Она была здесь, как и все месяцы до этого. В последние дни появлялась нечасто, лишь когда в его спальне не оставалось дежурного, но неизменно опускалась на колени перед изголовьем постели и просто держала его руку, что сейчас казалась даже тоньше ее собственной. И молилась. Бесконечно, беззвучно, отчаянно. Он уже не раз хотел отдать приказ допускать ее сюда в любое время дня и ночи — того, кто одной ногой уже стоял в могиле, не волновали слухи и домыслы. Но она отказывала. Раз за разом качала головой и просила не совершать бездумных поступков. Хотя, возможно, если б не то, какими казались их отношения со стороны, она бы с места не сходила, отдав все за единственную возможность быть рядом. Сейчас это значило слишком много.
– Вы совершенно не бережете себя, Катрин.
Говорить было тяжело, смотреть – и того тяжелее: глаза резало даже от приглушенного света, поэтому в спальне задернули занавески, а из свечей зажженными оставили лишь пару, и те отнесли дальше от постели. Но он все равно, цепляясь за жизнь, желал создать хоть на считанные минуты иллюзию того, что они – прежние. И между ними все так же неизменно.
– Всё, о чем я могу думать сейчас — Ваше самочувствие, Николай Александрович, — тяжело сглотнув, возразила она.
– Мне казалось, у замужней дамы есть и более важные заботы, — поддел ее цесаревич, невольно напоминая о том, что уже давно истерлось из ее памяти. Ее клятвы перед Господом. Ее обязанности перед Дмитрием. Все подернулось пеленой забвения, уступая место ни на мгновение не отпускающему страху.

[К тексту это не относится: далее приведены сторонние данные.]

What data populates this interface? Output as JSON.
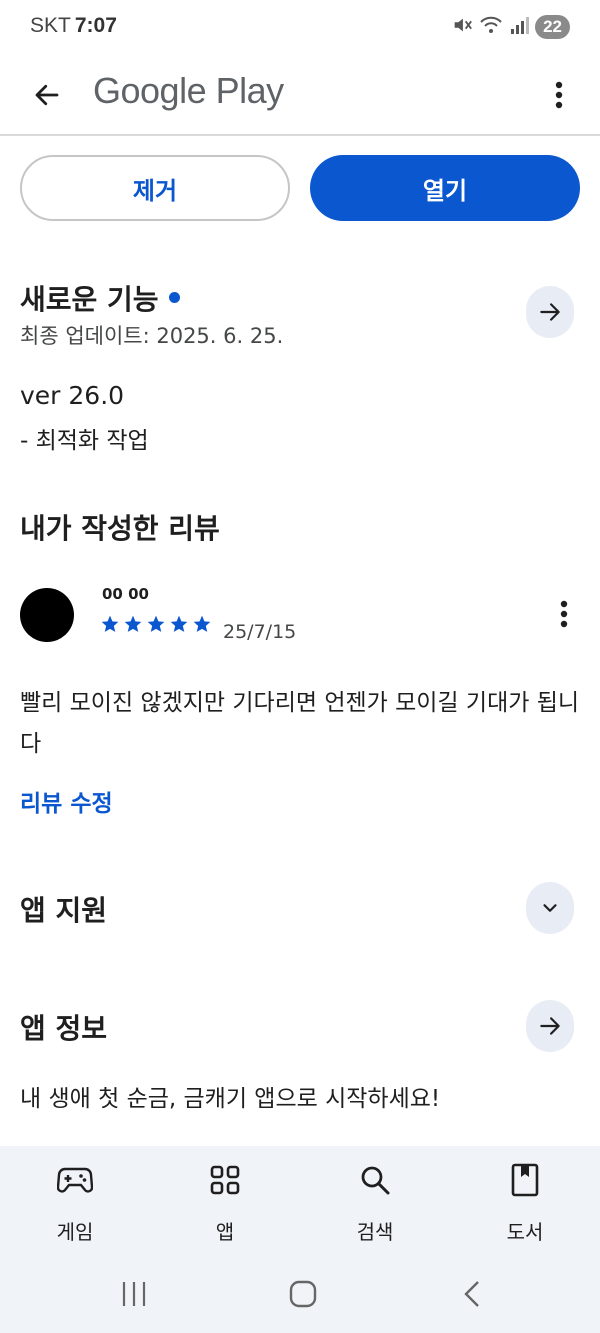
{
  "status": {
    "carrier": "SKT",
    "time": "7:07",
    "battery": "22"
  },
  "app_bar": {
    "title": "Google Play"
  },
  "actions": {
    "remove_label": "제거",
    "open_label": "열기"
  },
  "whats_new": {
    "title": "새로운 기능",
    "updated": "최종 업데이트: 2025. 6. 25.",
    "version": "ver 26.0",
    "notes": "- 최적화 작업"
  },
  "my_review": {
    "title": "내가 작성한 리뷰",
    "reviewer_name": "00 00",
    "rating": 5,
    "date": "25/7/15",
    "text": "빨리 모이진 않겠지만 기다리면 언젠가 모이길 기대가 됩니다",
    "edit_label": "리뷰 수정"
  },
  "app_support": {
    "title": "앱 지원"
  },
  "app_info": {
    "title": "앱 정보",
    "description": "내 생애 첫 순금, 금캐기 앱으로 시작하세요!"
  },
  "bottom_nav": [
    {
      "label": "게임",
      "icon": "gamepad-icon"
    },
    {
      "label": "앱",
      "icon": "apps-grid-icon"
    },
    {
      "label": "검색",
      "icon": "search-icon"
    },
    {
      "label": "도서",
      "icon": "book-icon"
    }
  ],
  "colors": {
    "accent": "#0b57d0",
    "nav_bg": "#f0f4f9",
    "circle_bg": "#e8ecf4"
  }
}
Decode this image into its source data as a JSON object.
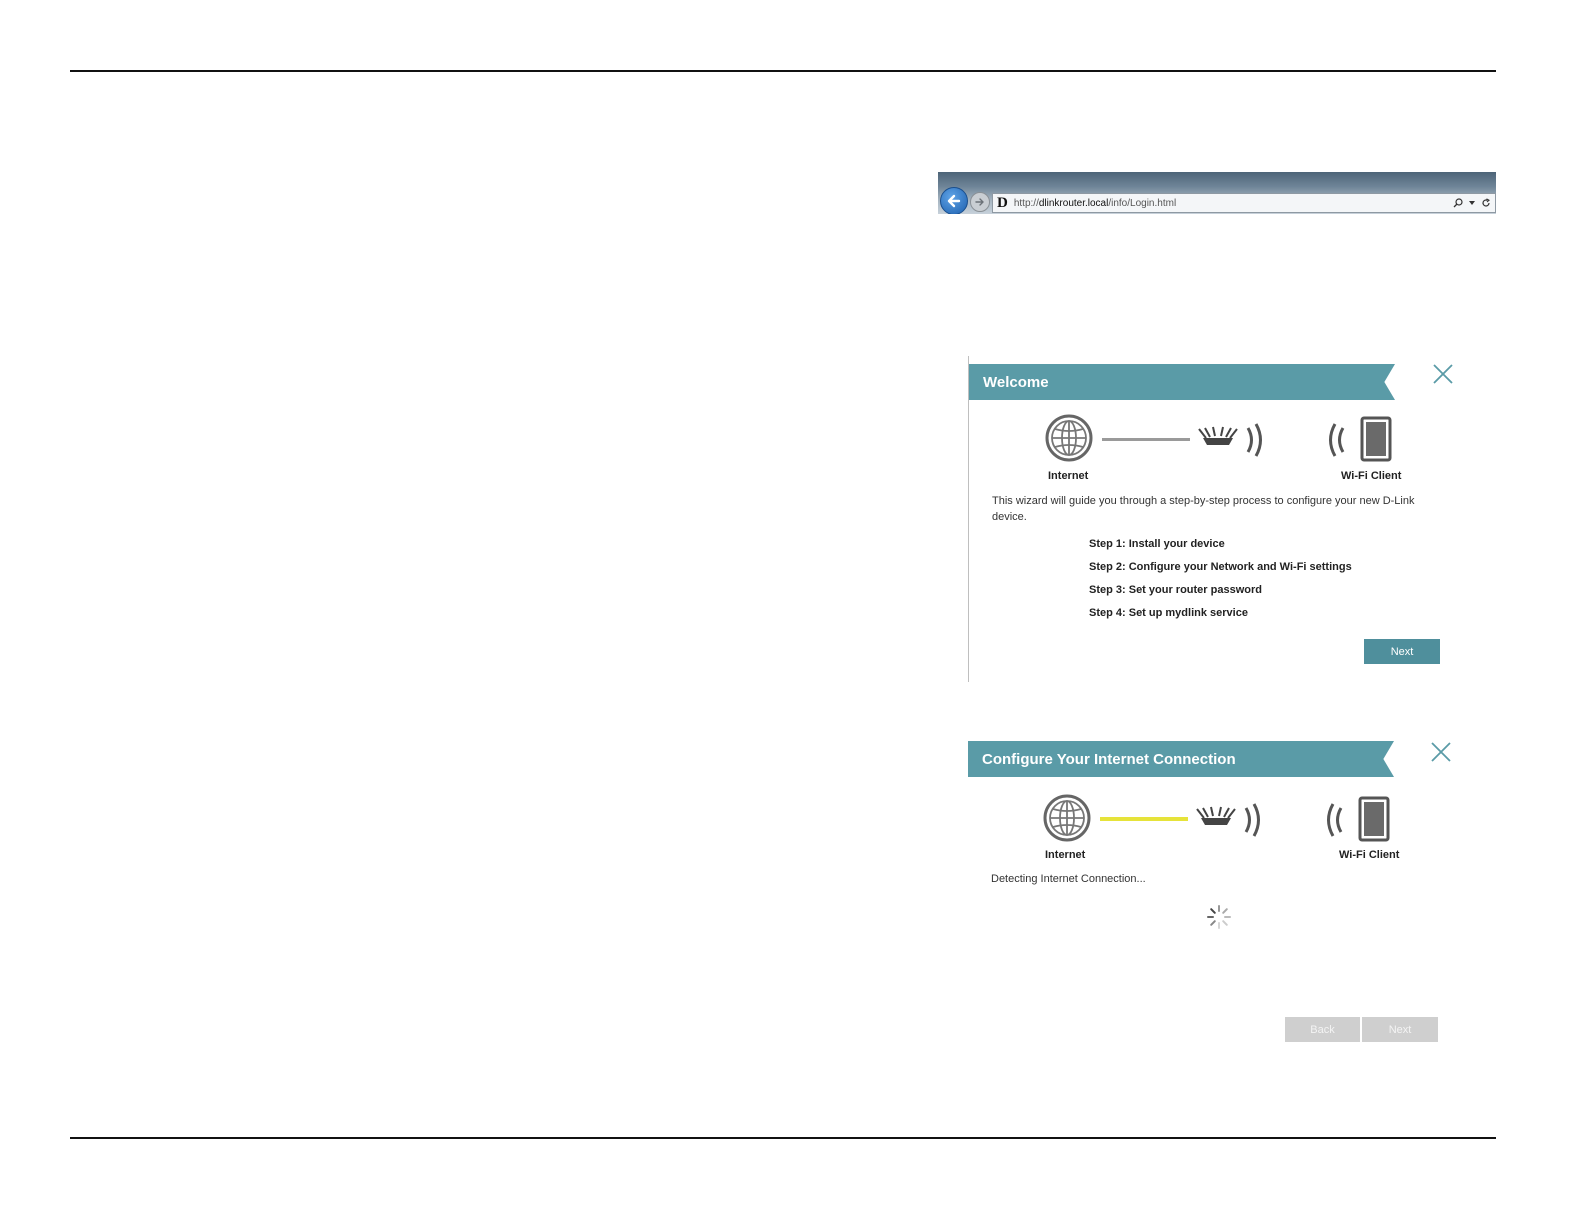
{
  "browser": {
    "url_prefix": "http://",
    "url_host": "dlinkrouter.local",
    "url_path": "/info/Login.html",
    "logo": "D"
  },
  "welcome": {
    "title": "Welcome",
    "internet_label": "Internet",
    "client_label": "Wi-Fi Client",
    "description": "This wizard will guide you through a step-by-step process to configure your new D-Link device.",
    "steps": [
      "Step 1: Install your device",
      "Step 2: Configure your Network and Wi-Fi settings",
      "Step 3: Set your router password",
      "Step 4: Set up mydlink service"
    ],
    "next_label": "Next"
  },
  "configure": {
    "title": "Configure Your Internet Connection",
    "internet_label": "Internet",
    "client_label": "Wi-Fi Client",
    "status": "Detecting Internet Connection...",
    "back_label": "Back",
    "next_label": "Next"
  },
  "colors": {
    "banner": "#5a9ba7",
    "button": "#4f8f9c",
    "link_idle": "#9a9a9a",
    "link_detecting": "#e6e33a",
    "button_disabled": "#cfcfcf"
  }
}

Едва ли сейчас она могла думать о собственной семье. Видя, как угасает Императрица, как покидает жизнь цесаревича, она могла только непрерывно молиться и стараться хоть как-то облегчить его муки.
– Мне казалось, Вам следует готовиться к свадьбе, а не к исповеди, — тем же бесцветным голосом отозвалась она, чудом сохраняя способность находить ответные фразы.
– На все воля Божья. Видимо, я чем-то изрядно Его прогневил, – будто бы беспечно, но в действительности – устало, произнес Николай.
Против собственного желания вспоминая проклятые строки недавнего письма, Катерина закусила губу: не Божья – человеческая. Воля того, чье сердце уже давно почернело и обуглилось. Того, кто нашел все же способ воплотить свою месть, и не только царской семье, но и ей.
Старая гадалка сказала правду.
– Вы обещали мне, помните? — совершенно не замечая бегущих по щекам слез, она сбивчиво говорила, путаясь в словах. — Вернетесь с невестой… снова смотреть… будете любоваться садом. Примете Россию,.. — она закашлялась, поперхнувшись на вдохе, — будете справедливым монархом.
– Саша всегда говорил… что я самонадеян, — даже будучи смертельно бледным, не способным поднять головы, он пытался шутить, чем лишь усиливал внезапное удушье Катерины. — Простите меня, Катрин. За то, что оставляю Вас.